I think it's important to remember that despite the cliche, we were strangers in a strange land too. In fact, we still are. Even ignoring the first kingdom, which is hardly attested in archaeology, there was obviously some collective organization of tribes that came together before the second kingdom. And if you study torah, you notice that there are many traditions that have been spun together, without regard for contradictions. From this it becomes clear that Jews have always lived "in diaspora". In fact by the second kingdom Judea wasn't even the center of Jewish life. It was just one of many. Babylon could probably be seen as it's actual place. But we were already scattered by then anyway, and it was through a network of writings and trade routes that Judaism continued. We shared traditions, and we can trace the core of them to a set of Semitic language writings, Caananite customs, and the adaptation of these to wherever we've been.
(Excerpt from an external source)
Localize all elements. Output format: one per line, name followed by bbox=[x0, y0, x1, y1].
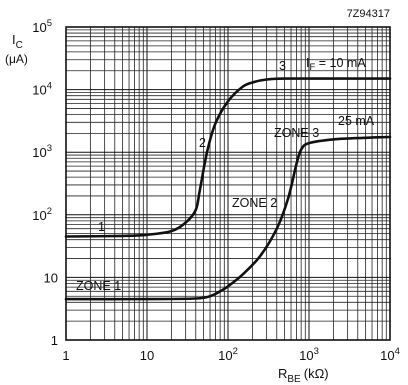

In Hanukah, Judea was occupied by the Seleucid empire and Hellenistic influence. It lasted from 167 BCE to 134 BCE, and began with the Seleucids controlling Judea, and ending with the Maccabees gaining independence. It likely started because a disagreement by the Jewish priesthood spilled out and Antiochus mistook it for a rebellion. (tzvay yidn dray mainungen...). Antiochus began an occupation in earnest at this point, and the Maccabees, the ruling Hasmonean dynasty. The Maccabees waged a guerilla war, and then an outright revolt. In many analyses, it's actually seen as a Jewish civil war, between the traditionalist Jews of the countryside and the Hellenized Jews in Jerusalem, and Antiochus intervened because he thought it was a rebellion of all of us.
Regardless of the original causes though, it was an asymmetric war. The Jews were primarily farmers, merchants, and scholars, while the Seleucids were an empire with their own military and supply networks. Waging war directly against them would have been folly.
So we didn't. We did what all occupied people do, and strike at the occupier until they can't justify the expense of the occupation anymore. Only then, the idea of "leveling a city" to rubble was just literary exaggeration to drive home the point that one ruling dynasty had been replaced by another. Nobody actually ever considered "salting the earth" so to speak. Militants and leaders would be dispersed or executed, they'd take their households with them, and settle far from their homeland. And we'd have a new place in diaspora. Eventually the Maccabees wore out the Seleucids enough to just leave us alone again. They didn't lose, they just stopped occupying the temple. We were still under their general empiric rule, but we had Judea under our control.
Consider now that in Palestine, a place we didn't really control for nearly 2000 years, that's been through many empires, independent states and peoples, one group of diasporic Jews thought "Well, we can convince the current empire to 'give' us Palestine and then control it for them'". So, now, we return, backed by the current empire, with their weapons, their tactics, their logistics, and begin murdering everybody in sight. We took the literary metaphors for regime change and turned them into actual destruction of Palestine. So, who are the Maccabees now? And who are the Seleucids? In an asymmetric war, the occupied people fight very differently, and we're seeing that now. Only now, the total destruction and rebuilding is just part of the standard process since we've perfected building infrastructure back up. What would take thousands of years of growth and building we now can do in weeks or months.
And so the people of Palestine who've been under occupation by the current empire since the fall of the Ottoman Empire are fighting an actual biblical battle against an occupier that has manifested biblical powers against them.
What would we do? Would we roll over and take it like the ahistoric Mauschel narrative of Zionism? Or would we resist, like we did in Warsaw? Think about it.